Updated: May 7, 2022

Environmental dispute resolution 4,500 years ago: The Case of Lagash v Umma


Legal historians sometimes contend - albeit tongue-in-cheek - that ‘environmental law has no history’ or that the origins of international treaty law in this field, at any rate, hardly date back more than two centuries. It is true of course that the very term ‘environmental law’ etymologically did not come into use, in any language, until the mid-twentieth century. Yet it is equally true that the earth’s natural resources have been a subject of claims for human exploitation and societal management (including law) for millennia before.


The Louvre in Paris and the British Museum in London hold tangible evidence of the world’s first known legal agreement on boundary water resources - that is, the Mesilim Treaty, which was concluded in approximately 2550 BC between the two Mesopotamian states of Lagash and Umma, making it ‘the oldest international treaty of which there is a reliable record.’


The terms of the treaty have been preserved in cuneiform inscriptions on limestone cones and a ‘stele’ commemorating Lagash’s victorious battle enforcing the interstate agreement.
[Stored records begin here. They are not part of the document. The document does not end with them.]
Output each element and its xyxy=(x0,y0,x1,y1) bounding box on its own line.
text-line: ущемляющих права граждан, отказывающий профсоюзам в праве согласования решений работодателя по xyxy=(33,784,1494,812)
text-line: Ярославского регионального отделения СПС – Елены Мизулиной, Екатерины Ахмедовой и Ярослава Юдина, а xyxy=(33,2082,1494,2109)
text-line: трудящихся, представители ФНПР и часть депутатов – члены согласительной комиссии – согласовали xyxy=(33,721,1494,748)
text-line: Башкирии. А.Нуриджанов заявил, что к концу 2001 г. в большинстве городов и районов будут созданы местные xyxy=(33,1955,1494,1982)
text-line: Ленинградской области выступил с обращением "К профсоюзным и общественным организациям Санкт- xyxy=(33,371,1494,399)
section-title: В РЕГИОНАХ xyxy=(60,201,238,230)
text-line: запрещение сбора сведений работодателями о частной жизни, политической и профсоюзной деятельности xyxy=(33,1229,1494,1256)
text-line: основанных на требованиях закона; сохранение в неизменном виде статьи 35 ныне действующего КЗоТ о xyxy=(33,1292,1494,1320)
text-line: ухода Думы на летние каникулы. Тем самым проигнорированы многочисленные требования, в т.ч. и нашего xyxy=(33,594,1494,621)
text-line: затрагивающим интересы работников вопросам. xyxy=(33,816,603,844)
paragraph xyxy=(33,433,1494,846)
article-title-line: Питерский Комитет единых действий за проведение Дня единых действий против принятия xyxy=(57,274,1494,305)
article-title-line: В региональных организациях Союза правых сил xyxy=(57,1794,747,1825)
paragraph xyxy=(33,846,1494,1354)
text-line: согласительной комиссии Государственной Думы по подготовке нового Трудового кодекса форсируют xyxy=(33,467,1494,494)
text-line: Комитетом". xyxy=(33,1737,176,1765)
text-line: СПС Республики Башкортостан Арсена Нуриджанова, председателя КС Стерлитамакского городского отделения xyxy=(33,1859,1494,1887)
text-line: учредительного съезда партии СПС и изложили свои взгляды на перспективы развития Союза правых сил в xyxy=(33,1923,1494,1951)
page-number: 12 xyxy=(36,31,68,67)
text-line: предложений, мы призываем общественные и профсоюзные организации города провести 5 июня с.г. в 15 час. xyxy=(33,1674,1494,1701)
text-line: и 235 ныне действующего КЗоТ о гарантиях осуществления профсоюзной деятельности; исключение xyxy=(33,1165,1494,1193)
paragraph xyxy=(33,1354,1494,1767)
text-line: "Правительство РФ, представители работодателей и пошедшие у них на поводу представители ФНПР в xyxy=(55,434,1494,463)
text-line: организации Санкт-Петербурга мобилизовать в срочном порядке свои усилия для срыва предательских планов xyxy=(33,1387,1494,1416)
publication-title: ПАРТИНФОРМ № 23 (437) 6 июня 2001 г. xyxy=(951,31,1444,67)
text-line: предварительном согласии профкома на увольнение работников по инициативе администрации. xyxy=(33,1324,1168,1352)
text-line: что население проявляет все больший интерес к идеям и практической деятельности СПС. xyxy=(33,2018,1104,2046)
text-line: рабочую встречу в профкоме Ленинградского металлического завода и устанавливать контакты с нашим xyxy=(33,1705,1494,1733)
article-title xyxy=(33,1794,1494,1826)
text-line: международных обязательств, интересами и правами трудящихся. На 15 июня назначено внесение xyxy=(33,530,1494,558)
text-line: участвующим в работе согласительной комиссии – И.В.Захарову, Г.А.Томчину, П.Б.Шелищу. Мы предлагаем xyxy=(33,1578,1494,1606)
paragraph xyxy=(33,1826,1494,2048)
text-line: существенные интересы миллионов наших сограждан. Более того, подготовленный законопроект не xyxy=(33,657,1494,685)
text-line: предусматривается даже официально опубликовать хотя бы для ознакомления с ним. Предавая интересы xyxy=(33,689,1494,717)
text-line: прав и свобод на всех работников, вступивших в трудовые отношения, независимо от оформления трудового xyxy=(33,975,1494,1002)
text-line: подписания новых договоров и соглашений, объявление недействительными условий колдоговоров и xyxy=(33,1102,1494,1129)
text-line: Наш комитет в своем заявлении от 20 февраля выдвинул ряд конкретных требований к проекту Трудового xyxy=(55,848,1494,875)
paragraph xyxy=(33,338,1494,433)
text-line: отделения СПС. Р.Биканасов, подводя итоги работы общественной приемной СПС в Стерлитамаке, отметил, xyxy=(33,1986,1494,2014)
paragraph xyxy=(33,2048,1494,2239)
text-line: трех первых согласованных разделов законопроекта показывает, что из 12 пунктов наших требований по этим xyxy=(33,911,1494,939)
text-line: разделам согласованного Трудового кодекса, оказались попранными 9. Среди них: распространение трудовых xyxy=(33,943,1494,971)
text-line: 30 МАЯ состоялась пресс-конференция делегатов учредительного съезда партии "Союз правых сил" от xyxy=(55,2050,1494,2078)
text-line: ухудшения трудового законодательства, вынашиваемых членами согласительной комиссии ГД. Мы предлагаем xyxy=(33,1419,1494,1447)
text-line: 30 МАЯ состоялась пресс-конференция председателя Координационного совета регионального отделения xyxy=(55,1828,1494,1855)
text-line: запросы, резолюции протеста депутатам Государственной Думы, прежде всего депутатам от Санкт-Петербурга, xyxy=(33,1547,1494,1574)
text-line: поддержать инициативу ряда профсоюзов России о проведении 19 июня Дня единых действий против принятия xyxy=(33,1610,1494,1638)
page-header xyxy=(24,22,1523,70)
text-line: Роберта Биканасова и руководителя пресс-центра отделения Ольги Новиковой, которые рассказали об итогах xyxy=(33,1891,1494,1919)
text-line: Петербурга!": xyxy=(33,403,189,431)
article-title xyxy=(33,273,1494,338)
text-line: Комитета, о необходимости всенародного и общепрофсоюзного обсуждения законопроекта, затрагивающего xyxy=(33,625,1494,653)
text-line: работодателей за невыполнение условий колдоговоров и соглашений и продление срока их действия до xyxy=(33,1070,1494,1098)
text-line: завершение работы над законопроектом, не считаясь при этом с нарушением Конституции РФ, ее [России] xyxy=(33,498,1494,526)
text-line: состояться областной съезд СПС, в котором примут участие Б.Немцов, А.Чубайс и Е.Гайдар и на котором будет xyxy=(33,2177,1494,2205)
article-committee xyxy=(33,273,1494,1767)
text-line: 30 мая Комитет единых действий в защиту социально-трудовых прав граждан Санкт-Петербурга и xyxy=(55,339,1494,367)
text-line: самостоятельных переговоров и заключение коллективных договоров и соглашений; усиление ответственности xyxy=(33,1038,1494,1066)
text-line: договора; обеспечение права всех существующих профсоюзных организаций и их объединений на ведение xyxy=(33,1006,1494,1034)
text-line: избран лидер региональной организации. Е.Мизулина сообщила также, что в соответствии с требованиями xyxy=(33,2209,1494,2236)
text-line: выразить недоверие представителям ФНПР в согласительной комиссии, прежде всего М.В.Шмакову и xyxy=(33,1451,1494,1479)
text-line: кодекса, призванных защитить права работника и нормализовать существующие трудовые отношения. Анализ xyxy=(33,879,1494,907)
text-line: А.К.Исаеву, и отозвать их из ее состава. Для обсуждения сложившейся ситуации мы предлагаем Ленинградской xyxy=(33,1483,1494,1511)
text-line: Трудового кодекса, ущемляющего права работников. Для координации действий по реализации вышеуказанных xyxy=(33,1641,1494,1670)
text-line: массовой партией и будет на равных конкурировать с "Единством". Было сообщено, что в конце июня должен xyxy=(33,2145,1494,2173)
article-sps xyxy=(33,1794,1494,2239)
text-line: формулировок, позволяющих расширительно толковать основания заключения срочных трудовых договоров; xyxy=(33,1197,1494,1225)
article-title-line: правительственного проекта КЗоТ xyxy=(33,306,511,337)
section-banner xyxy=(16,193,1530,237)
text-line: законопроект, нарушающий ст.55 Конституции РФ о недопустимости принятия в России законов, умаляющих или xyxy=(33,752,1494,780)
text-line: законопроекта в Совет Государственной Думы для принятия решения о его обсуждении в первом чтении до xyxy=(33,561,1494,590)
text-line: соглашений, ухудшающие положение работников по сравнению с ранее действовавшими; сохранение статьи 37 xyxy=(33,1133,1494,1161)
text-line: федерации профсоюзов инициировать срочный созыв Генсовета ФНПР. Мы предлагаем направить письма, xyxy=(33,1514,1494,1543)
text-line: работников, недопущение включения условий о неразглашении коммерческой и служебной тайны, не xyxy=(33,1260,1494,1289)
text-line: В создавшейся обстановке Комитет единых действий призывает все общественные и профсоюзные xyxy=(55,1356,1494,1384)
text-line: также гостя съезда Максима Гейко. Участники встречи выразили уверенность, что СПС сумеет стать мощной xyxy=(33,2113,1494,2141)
Fragments of the artifacts were excavated from 1881 onwards by French, British, German, Italian, and American archaeologists at sites in the ancient temple-city of Girsu, which was once the capital of Lagash, and at Tell Joˆkha, the former capital of Umma.
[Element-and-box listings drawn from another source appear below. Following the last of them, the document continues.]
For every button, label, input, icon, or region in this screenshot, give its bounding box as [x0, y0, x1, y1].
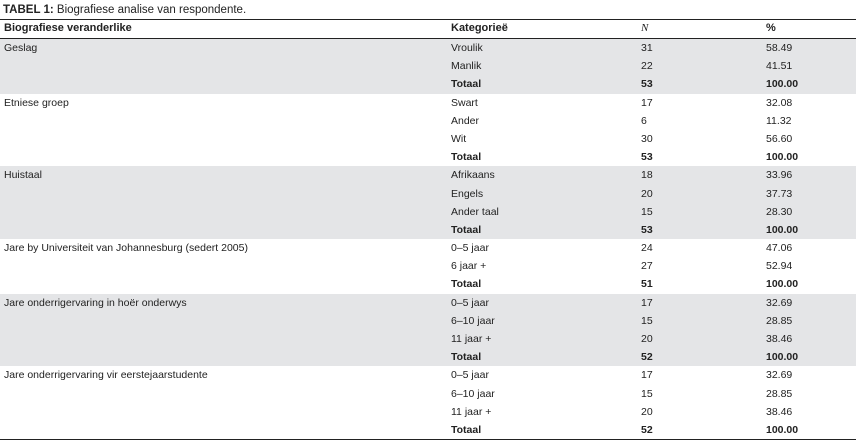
table-total-row	[0, 75, 856, 93]
n-cell: 52	[641, 423, 653, 436]
table-total-row	[0, 221, 856, 239]
percent-cell: 41.51	[766, 60, 793, 73]
table-group	[0, 94, 856, 167]
n-cell: 22	[641, 60, 653, 73]
percent-cell: 32.69	[766, 369, 793, 382]
percent-cell: 100.00	[766, 78, 799, 91]
table-total-row	[0, 348, 856, 366]
table-total-row	[0, 275, 856, 293]
category-cell: 0–5 jaar	[451, 242, 489, 255]
table-group	[0, 366, 856, 440]
n-cell: 15	[641, 314, 653, 327]
table-row	[0, 239, 856, 257]
category-cell: Afrikaans	[451, 169, 495, 182]
table-row	[0, 185, 856, 203]
n-cell: 31	[641, 42, 653, 54]
category-cell: Engels	[451, 187, 484, 200]
header-category: Kategorieë	[451, 22, 508, 34]
table-row	[0, 385, 856, 403]
variable-cell: Geslag	[4, 42, 38, 54]
percent-cell: 52.94	[766, 260, 793, 273]
variable-cell: Jare by Universiteit van Johannesburg (sedert 2005)	[4, 242, 248, 255]
percent-cell: 58.49	[766, 42, 793, 54]
n-cell: 52	[641, 351, 653, 364]
percent-cell: 28.85	[766, 387, 793, 400]
table-group	[0, 239, 856, 294]
category-cell: 11 jaar +	[451, 333, 492, 345]
percent-cell: 28.30	[766, 205, 793, 218]
header-percent: %	[766, 22, 776, 34]
table-group	[0, 39, 856, 94]
table-caption	[3, 3, 246, 17]
table-caption-text: Biografiese analise van respondente.	[53, 4, 247, 16]
variable-cell: Jare onderrigervaring vir eerstejaarstudente	[4, 369, 208, 382]
percent-cell: 100.00	[766, 423, 799, 436]
n-cell: 15	[641, 205, 653, 218]
percent-cell: 28.85	[766, 314, 793, 327]
table-header	[0, 19, 856, 39]
n-cell: 27	[641, 260, 653, 273]
n-cell: 20	[641, 187, 653, 200]
n-cell: 53	[641, 151, 653, 164]
n-cell: 20	[641, 405, 653, 418]
n-cell: 15	[641, 387, 653, 400]
category-cell: Totaal	[451, 223, 482, 236]
category-cell: Totaal	[451, 78, 482, 91]
percent-cell: 11.32	[766, 114, 792, 127]
variable-cell: Etniese groep	[4, 96, 69, 109]
n-cell: 20	[641, 333, 653, 345]
percent-cell: 56.60	[766, 132, 793, 145]
biographic-table	[0, 19, 856, 440]
n-cell: 6	[641, 114, 647, 127]
table-row	[0, 257, 856, 275]
table-row	[0, 203, 856, 221]
n-cell: 24	[641, 242, 653, 255]
category-cell: Swart	[451, 96, 478, 109]
table-total-row	[0, 148, 856, 166]
table-row	[0, 39, 856, 57]
table-total-row	[0, 421, 856, 439]
table-group	[0, 294, 856, 367]
category-cell: Ander taal	[451, 205, 499, 218]
category-cell: Ander	[451, 114, 480, 127]
category-cell: 0–5 jaar	[451, 369, 489, 382]
variable-cell: Huistaal	[4, 169, 42, 182]
table-row	[0, 312, 856, 330]
header-variable: Biografiese veranderlike	[4, 22, 132, 34]
category-cell: 6–10 jaar	[451, 387, 495, 400]
category-cell: 11 jaar +	[451, 405, 492, 418]
category-cell: Totaal	[451, 151, 482, 164]
percent-cell: 100.00	[766, 223, 799, 236]
percent-cell: 37.73	[766, 187, 793, 200]
n-cell: 53	[641, 78, 653, 91]
percent-cell: 100.00	[766, 351, 799, 364]
table-row	[0, 366, 856, 384]
table-body	[0, 39, 856, 440]
percent-cell: 38.46	[766, 333, 793, 345]
n-cell: 17	[641, 96, 653, 109]
category-cell: Totaal	[451, 351, 482, 364]
percent-cell: 100.00	[766, 278, 799, 291]
category-cell: 0–5 jaar	[451, 296, 489, 309]
table-row	[0, 130, 856, 148]
n-cell: 53	[641, 223, 653, 236]
table-row	[0, 112, 856, 130]
category-cell: Vroulik	[451, 42, 483, 54]
table-row	[0, 294, 856, 312]
table-row	[0, 57, 856, 75]
table-row	[0, 403, 856, 421]
table-row	[0, 330, 856, 348]
table-group	[0, 166, 856, 239]
percent-cell: 100.00	[766, 151, 799, 164]
percent-cell: 47.06	[766, 242, 793, 255]
header-n: N	[641, 22, 649, 34]
n-cell: 17	[641, 296, 653, 309]
n-cell: 18	[641, 169, 653, 182]
n-cell: 51	[641, 278, 653, 291]
variable-cell: Jare onderrigervaring in hoër onderwys	[4, 296, 187, 309]
percent-cell: 32.08	[766, 96, 793, 109]
category-cell: 6 jaar +	[451, 260, 487, 273]
percent-cell: 32.69	[766, 296, 793, 309]
table-row	[0, 166, 856, 184]
category-cell: Wit	[451, 132, 467, 145]
category-cell: Totaal	[451, 278, 482, 291]
category-cell: Manlik	[451, 60, 482, 73]
percent-cell: 38.46	[766, 405, 793, 418]
n-cell: 17	[641, 369, 653, 382]
n-cell: 30	[641, 132, 653, 145]
percent-cell: 33.96	[766, 169, 793, 182]
category-cell: Totaal	[451, 423, 482, 436]
table-row	[0, 94, 856, 112]
category-cell: 6–10 jaar	[451, 314, 495, 327]
table-caption-label: TABEL 1:	[3, 4, 54, 16]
Mesilim was the ruler of Kish, a kingdom further to the north of Lagash and Umma, which held a traditional ‘hegemonial’ position in the loose alliance of small neighbouring Sumerian states in the region between the Tigris and Euphrates rivers, south of what was to become Babylon. In that capacity, he served as arbiter in a protracted dispute between the two city states of Lagash and Umma, and it is the text of the arbitral award attributed to him, accepted under oaths by the litigants to their respective deities, that then appears as Mesilim’s rules in the cuneiform inscriptions preserved.
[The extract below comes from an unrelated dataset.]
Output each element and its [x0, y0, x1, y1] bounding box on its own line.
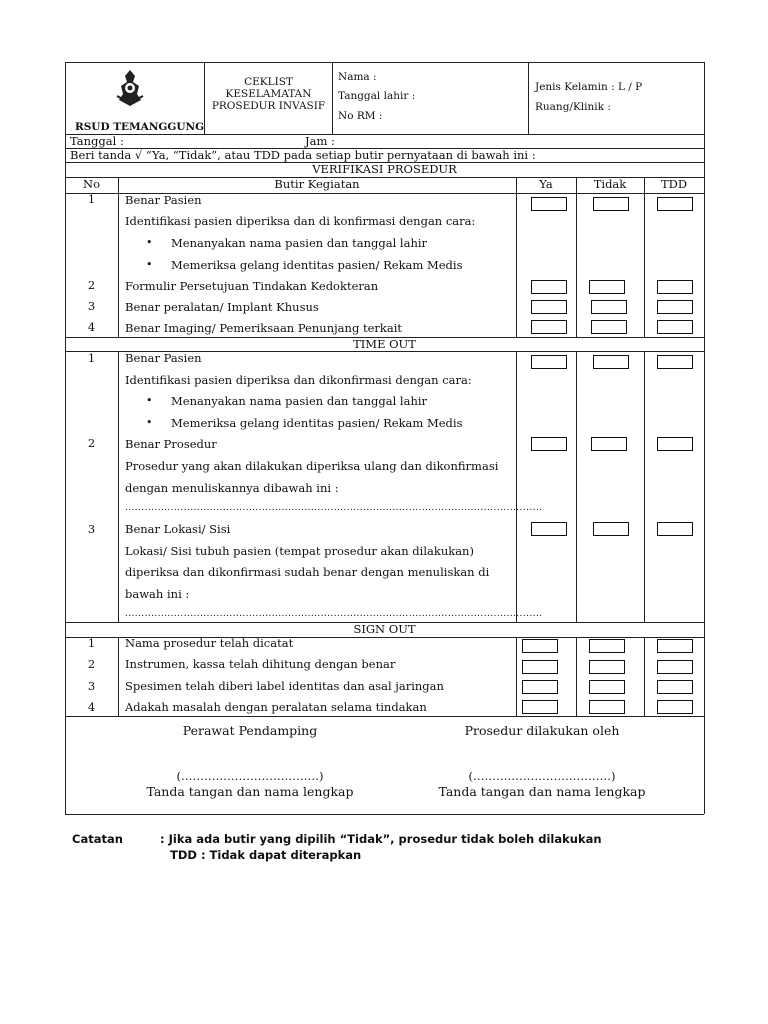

The main subject of the award was the inter-state boundary between the two states, and the dispute primarily concerned water resources.


Because of the prevailing precarious rainfall conditions, the agricultural economy of the Mesopotamian delta area (the ‘land between the rivers’) has always been crucially dependent on irrigation, from the waters of the Euphrates and the Tigris, through an elaborate system of canals and levees that inevitably require close inter-community cooperation. Mesopotamian civilizations therefore developed early customary practices for the use of shared water resources and irrigation works. But, for a period 4,500 years ago, relationships got ugly.


In several successive military confrontations over forty years (‘the first known war in history that was, in essence, fought about water’), Umma was ultimately defeated by Lagash and was forced to accept the reconstruction (and extension) of a canal and the reinstatement of the boundaries as originally drawn up by Mesilim and demarcated by limestone pillars.


The agreement has been hailed as ‘the first international arbitration.’